In questo scenario ad altissimo rischio, il primo compito delle forze democratiche è diffondere la consapevolezza della posta in gioco. Rimettere al centro un modello di sviluppo che garantisca crescita e uguaglianza, contro la deriva di bassa crescita e disuguaglianza della destra. Perché la Costituzione si difende attuandola. E infine, con radicalità, mettere in campo proposte e politiche che disegnino un’altra Italia, attenta alla qualità del servizio pubblico, alla scuola, alla sanità, al welfare, ai temi centrali dell’innovazione e al rilancio del sistema produttivo con una fiscalità più giusta e progressiva. Il Next Generation, da noi voluto e pensato, aveva questa ambizione ed anche per questo alla destra è indigesto.

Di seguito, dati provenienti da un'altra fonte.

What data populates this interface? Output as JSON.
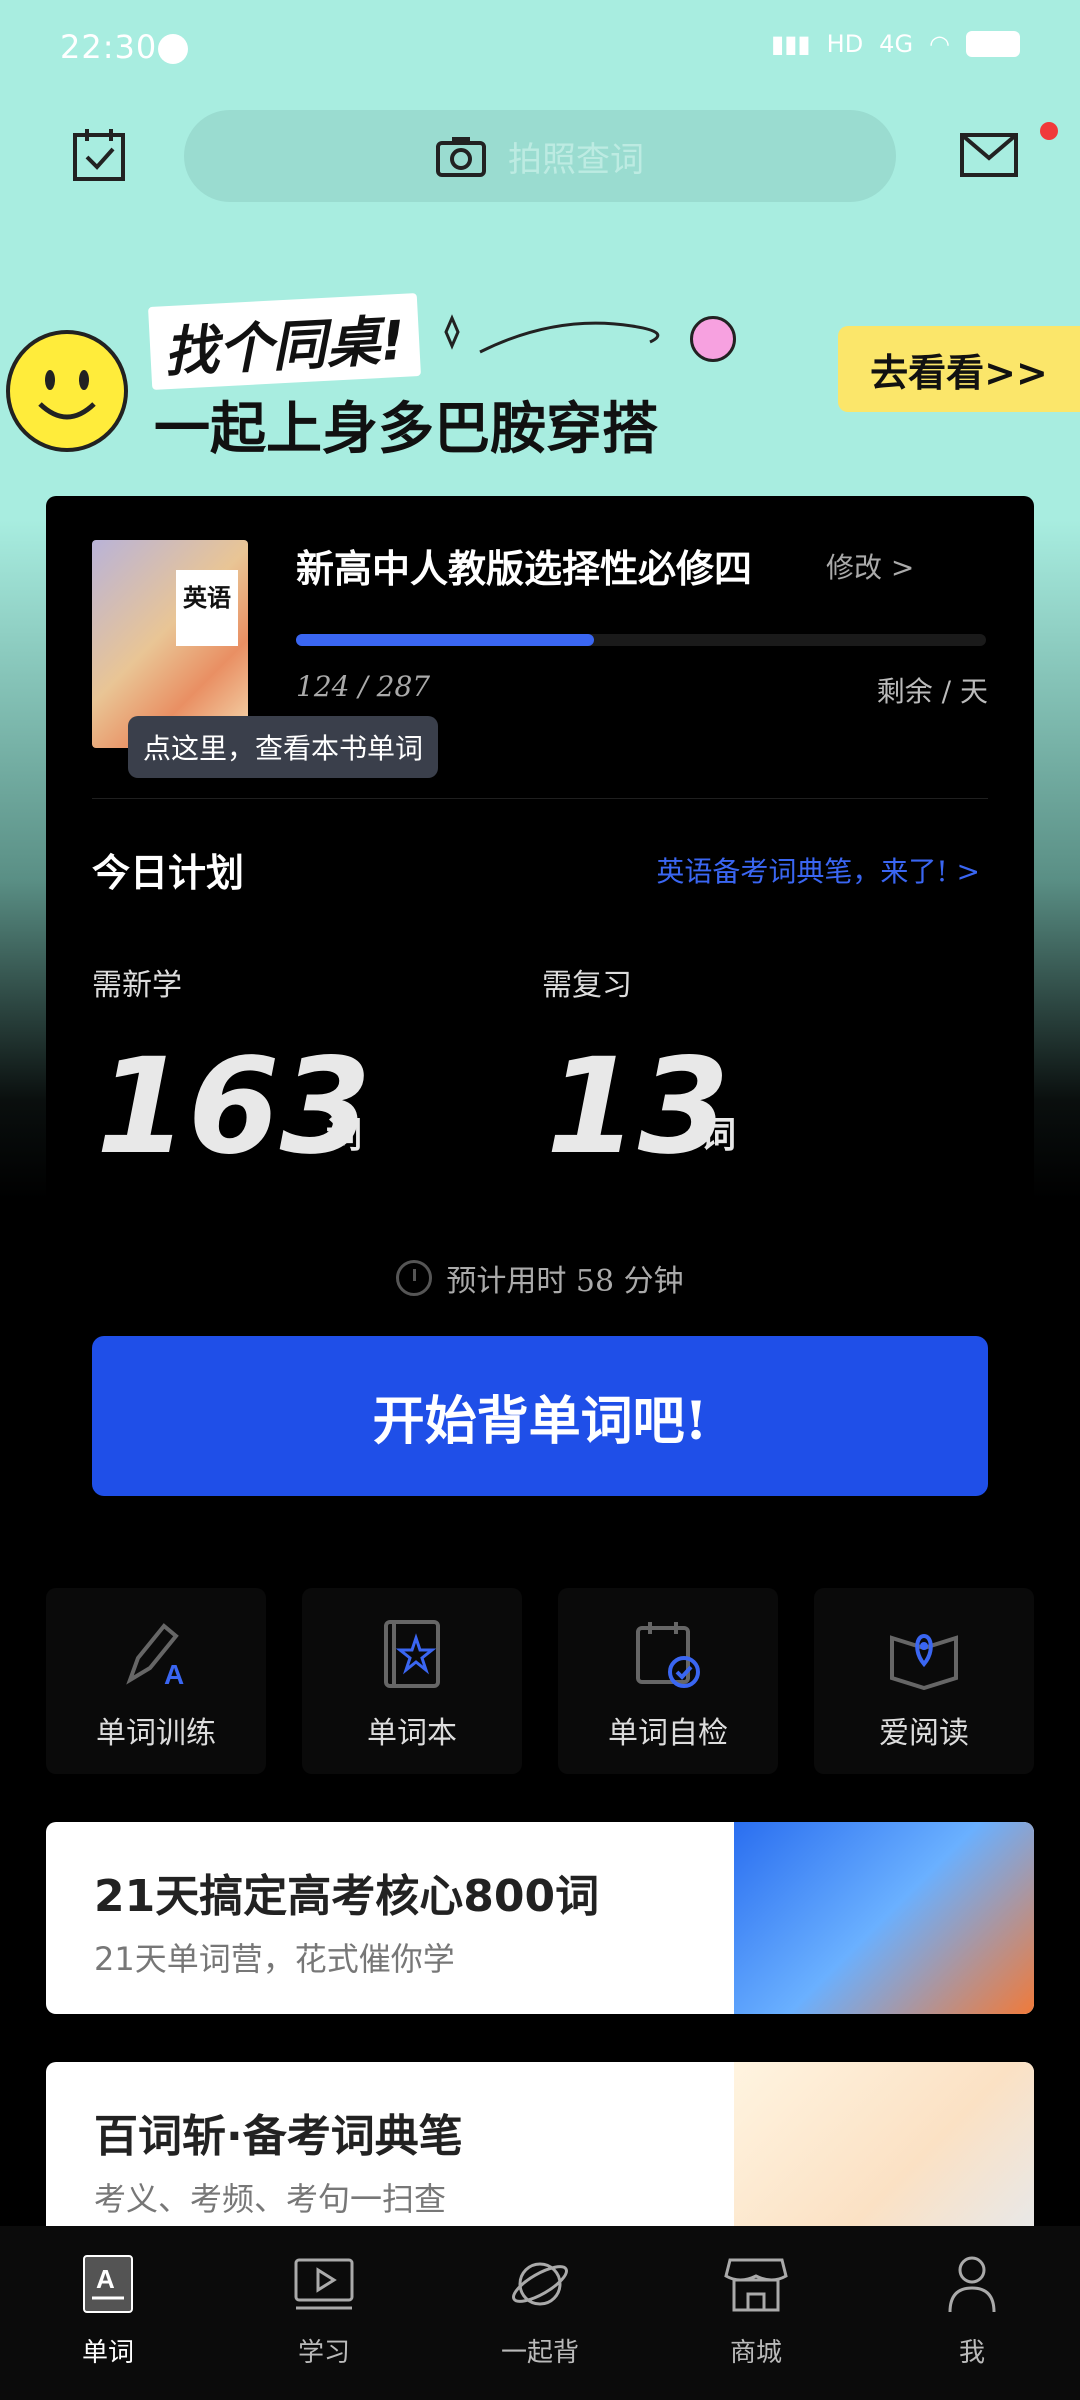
{
  "status_bar": {
    "time": "22:30",
    "network": "4G"
  },
  "search": {
    "placeholder": "拍照查词"
  },
  "banner": {
    "headline": "找个同桌!",
    "subline": "一起上身多巴胺穿搭",
    "cta": "去看看>>"
  },
  "book": {
    "cover_label": "英语",
    "title": "新高中人教版选择性必修四",
    "edit_label": "修改 >",
    "progress_text": "124 / 287",
    "progress_fraction": 0.432,
    "remaining": "剩余 / 天",
    "tooltip": "点这里，查看本书单词"
  },
  "plan": {
    "title": "今日计划",
    "ad": "英语备考词典笔，来了! >",
    "new_label": "需新学",
    "new_count": "163",
    "review_label": "需复习",
    "review_count": "13",
    "unit": "词",
    "estimate": "预计用时 58 分钟",
    "start_button": "开始背单词吧!"
  },
  "shortcuts": [
    {
      "label": "单词训练",
      "icon": "pencil-a-icon"
    },
    {
      "label": "单词本",
      "icon": "star-book-icon"
    },
    {
      "label": "单词自检",
      "icon": "calendar-check-icon"
    },
    {
      "label": "爱阅读",
      "icon": "open-book-pin-icon"
    }
  ],
  "promos": [
    {
      "title": "21天搞定高考核心800词",
      "subtitle": "21天单词营，花式催你学"
    },
    {
      "title": "百词斩·备考词典笔",
      "subtitle": "考义、考频、考句一扫查"
    }
  ],
  "nav": [
    {
      "label": "单词",
      "icon": "word-book-icon",
      "active": true
    },
    {
      "label": "学习",
      "icon": "video-play-icon"
    },
    {
      "label": "一起背",
      "icon": "planet-icon"
    },
    {
      "label": "商城",
      "icon": "store-icon"
    },
    {
      "label": "我",
      "icon": "user-icon"
    }
  ],
  "colors": {
    "accent": "#1f4fe8",
    "background_top": "#a8ede0",
    "banner_button": "#fbe66a"
  }
}
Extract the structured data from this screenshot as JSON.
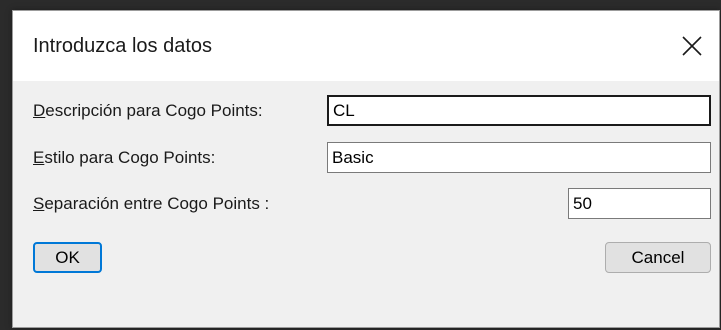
{
  "dialog": {
    "title": "Introduzca los datos",
    "fields": {
      "descripcion": {
        "label_accel": "D",
        "label_rest": "escripción para Cogo Points:",
        "value": "CL"
      },
      "estilo": {
        "label_accel": "E",
        "label_rest": "stilo para Cogo Points:",
        "value": "Basic"
      },
      "separacion": {
        "label_accel": "S",
        "label_rest": "eparación entre Cogo Points :",
        "value": "50"
      }
    },
    "buttons": {
      "ok": "OK",
      "cancel": "Cancel"
    }
  }
}
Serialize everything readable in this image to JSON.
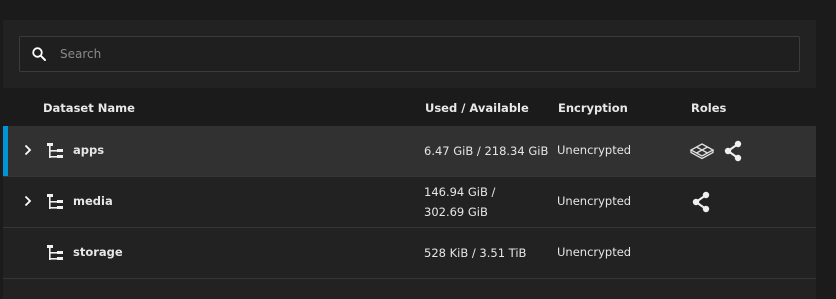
{
  "search": {
    "placeholder": "Search"
  },
  "columns": {
    "name": "Dataset Name",
    "used": "Used / Available",
    "encryption": "Encryption",
    "roles": "Roles"
  },
  "rows": [
    {
      "name": "apps",
      "used_line1": "6.47 GiB / 218.34 GiB",
      "used_line2": "",
      "encryption": "Unencrypted",
      "expandable": true,
      "selected": true,
      "roles": [
        "apps-cluster-icon",
        "share-icon"
      ]
    },
    {
      "name": "media",
      "used_line1": "146.94 GiB /",
      "used_line2": "302.69 GiB",
      "encryption": "Unencrypted",
      "expandable": true,
      "selected": false,
      "roles": [
        "share-icon"
      ]
    },
    {
      "name": "storage",
      "used_line1": "528 KiB / 3.51 TiB",
      "used_line2": "",
      "encryption": "Unencrypted",
      "expandable": false,
      "selected": false,
      "roles": []
    }
  ],
  "colors": {
    "accent": "#0095d5",
    "selected_row": "#313131",
    "background": "#222222"
  }
}
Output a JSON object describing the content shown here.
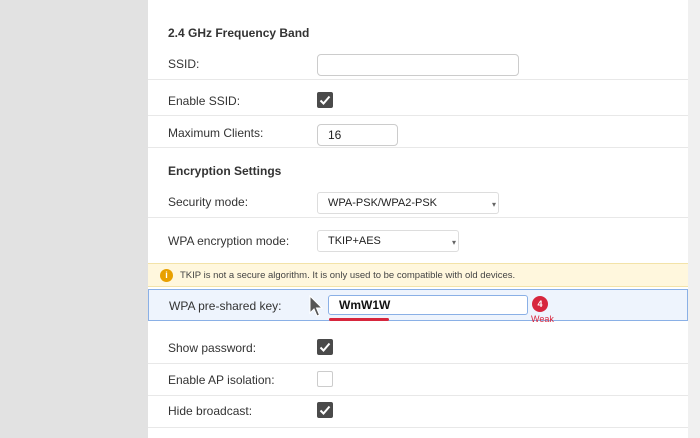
{
  "band": {
    "title": "2.4 GHz Frequency Band"
  },
  "ssid": {
    "label": "SSID:",
    "value": ""
  },
  "enable_ssid": {
    "label": "Enable SSID:",
    "checked": true
  },
  "max_clients": {
    "label": "Maximum Clients:",
    "value": "16"
  },
  "encryption": {
    "title": "Encryption Settings"
  },
  "security_mode": {
    "label": "Security mode:",
    "value": "WPA-PSK/WPA2-PSK"
  },
  "wpa_encryption": {
    "label": "WPA encryption mode:",
    "value": "TKIP+AES"
  },
  "warning": {
    "text": "TKIP is not a secure algorithm. It is only used to be compatible with old devices."
  },
  "psk": {
    "label": "WPA pre-shared key:",
    "value": "WmW1W",
    "strength_count": "4",
    "strength_label": "Weak"
  },
  "show_password": {
    "label": "Show password:",
    "checked": true
  },
  "ap_isolation": {
    "label": "Enable AP isolation:",
    "checked": false
  },
  "hide_broadcast": {
    "label": "Hide broadcast:",
    "checked": true
  },
  "colors": {
    "accent": "#4a4a4a",
    "warning_bg": "#fff7dd",
    "highlight_border": "#8ab0e6",
    "weak": "#d7263d"
  }
}
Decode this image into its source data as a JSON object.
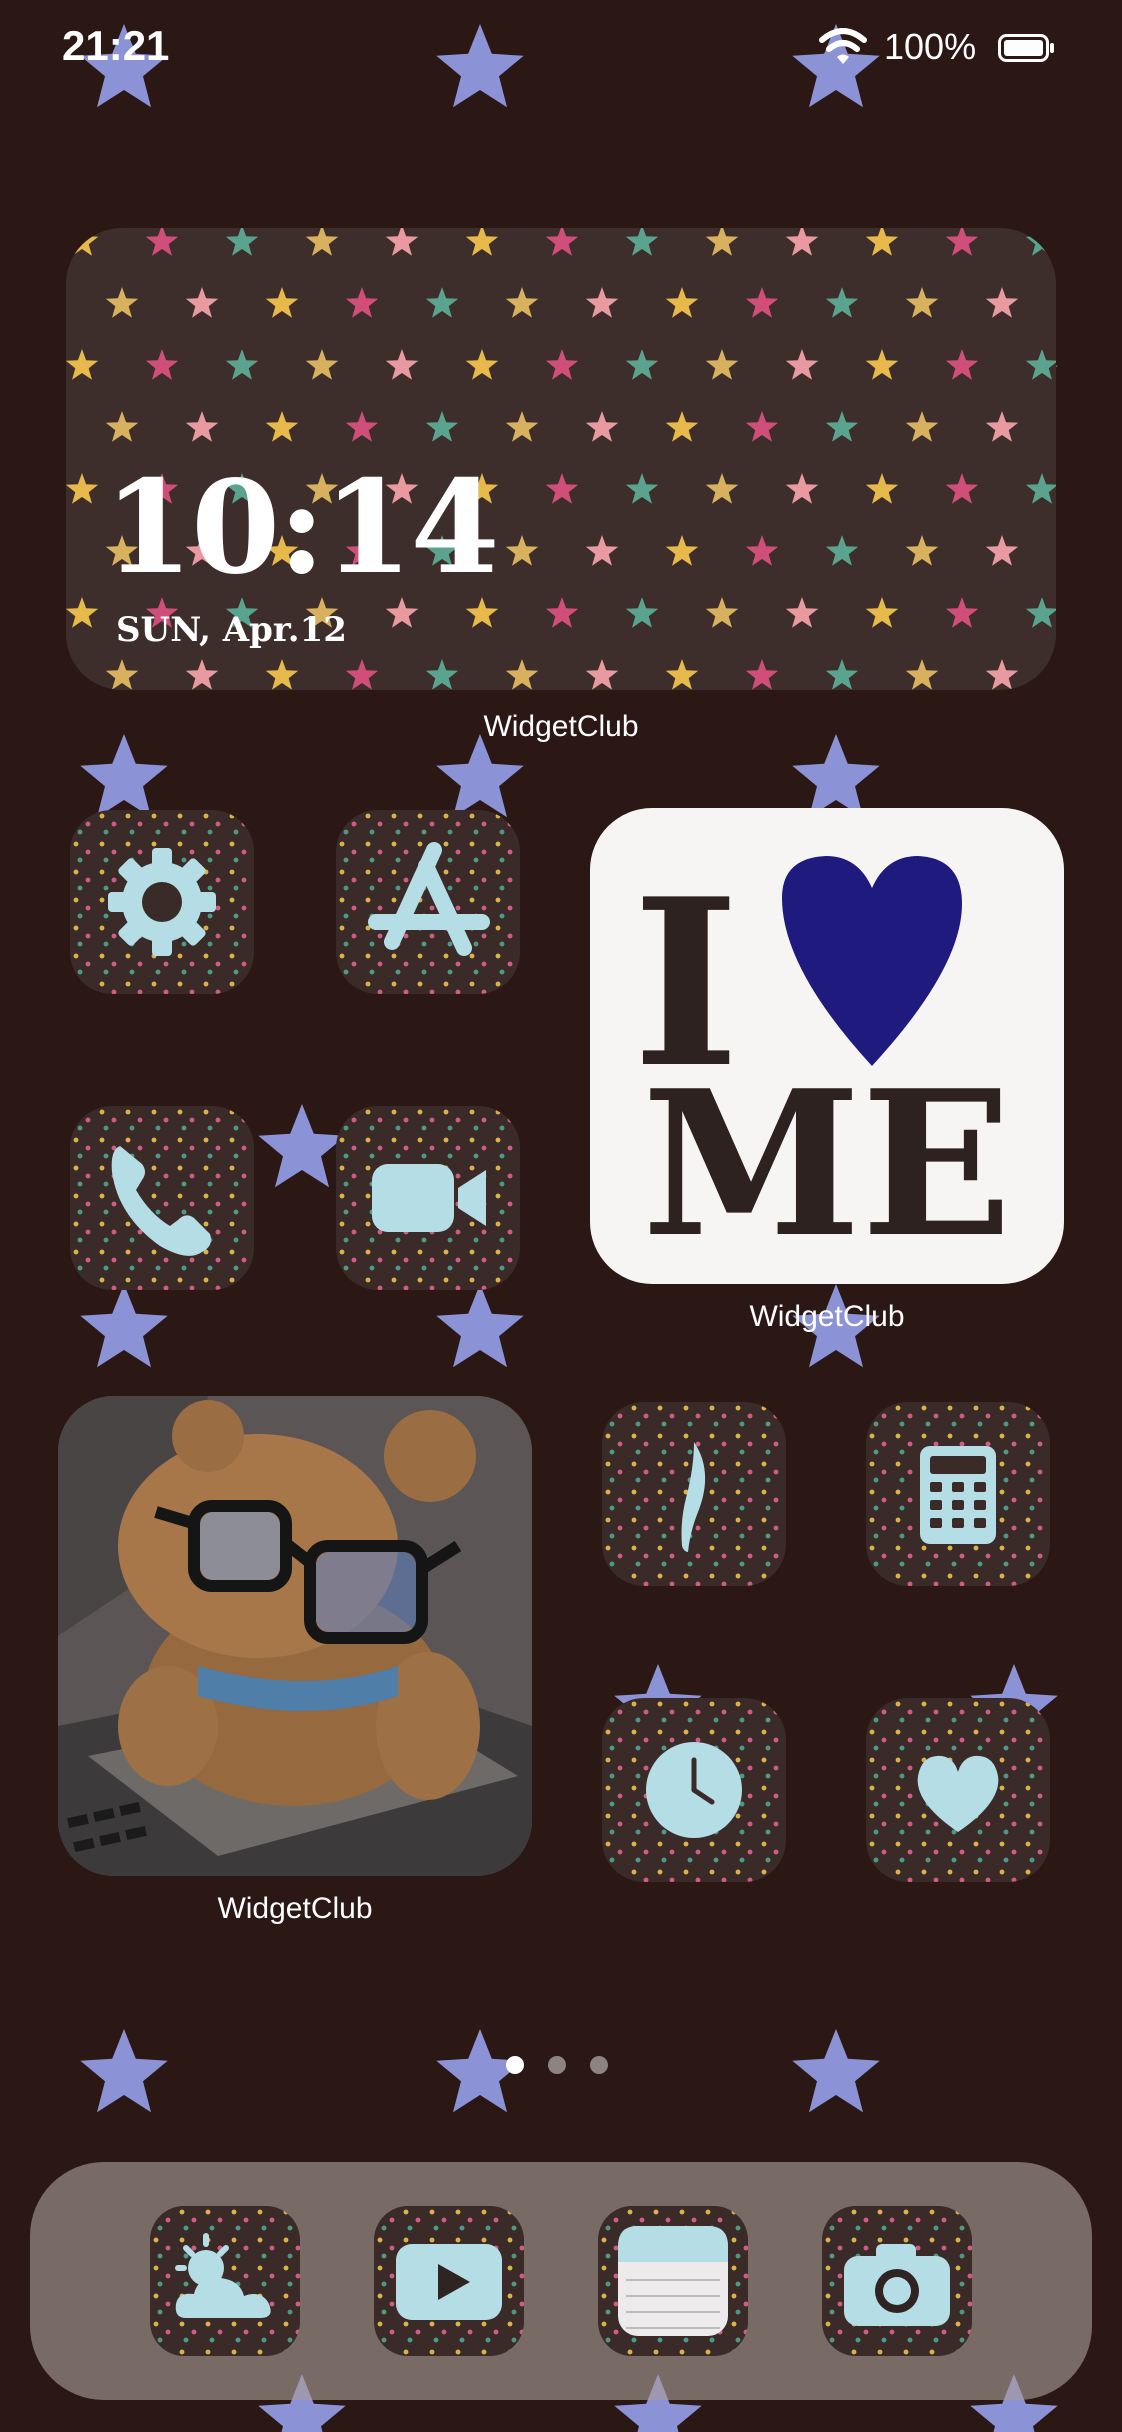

Queste scelte del Governo Meloni, è utile ripeterlo, non sono “solo” contro il Sud, sono contro l’Italia. Indeboliscono le politiche pubbliche nazionali in un tempo nel quale la globalizzazione rende esse stesse troppo deboli per incidere e migliorare le condizioni e le prospettive di vita delle persone. In questo momento storico, noi avremmo bisogno di più unità. Di unire di più e cambiare l’Europa per renderla di nuovo protagonista e in grado di difendere le persone. Nel nostro Paese avremmo bisogno di maggiore massa critica, di unire giovani e anziani, nord e sud, imprese e lavoro, scienza, saperi e produzione, la destra che specula sulla retorica della “Nazione” invece divide. Tutto questo le opposizioni dovrebbero dirlo insieme e, sempre insieme, lanciare iniziative comuni parlando a tutto il Paese. Fa bene dunque il Pd ad essere la forza più unitaria e a insistere con caparbietà sul dialogo. Di fronte a queste destre, ai rischi ai quali questa strana formazione politica di nazionalisti secessionisti sta esponendo l’Italia, ci vorrebbe una presa di coscienza di tutte e tutti; un sussulto democratico che preservi identità e specificità, ma che su alcuni grandi temi metta in campo battaglie comuni. Quando lo abbiamo fatto, penso al salario minimo, la differenza si è vista.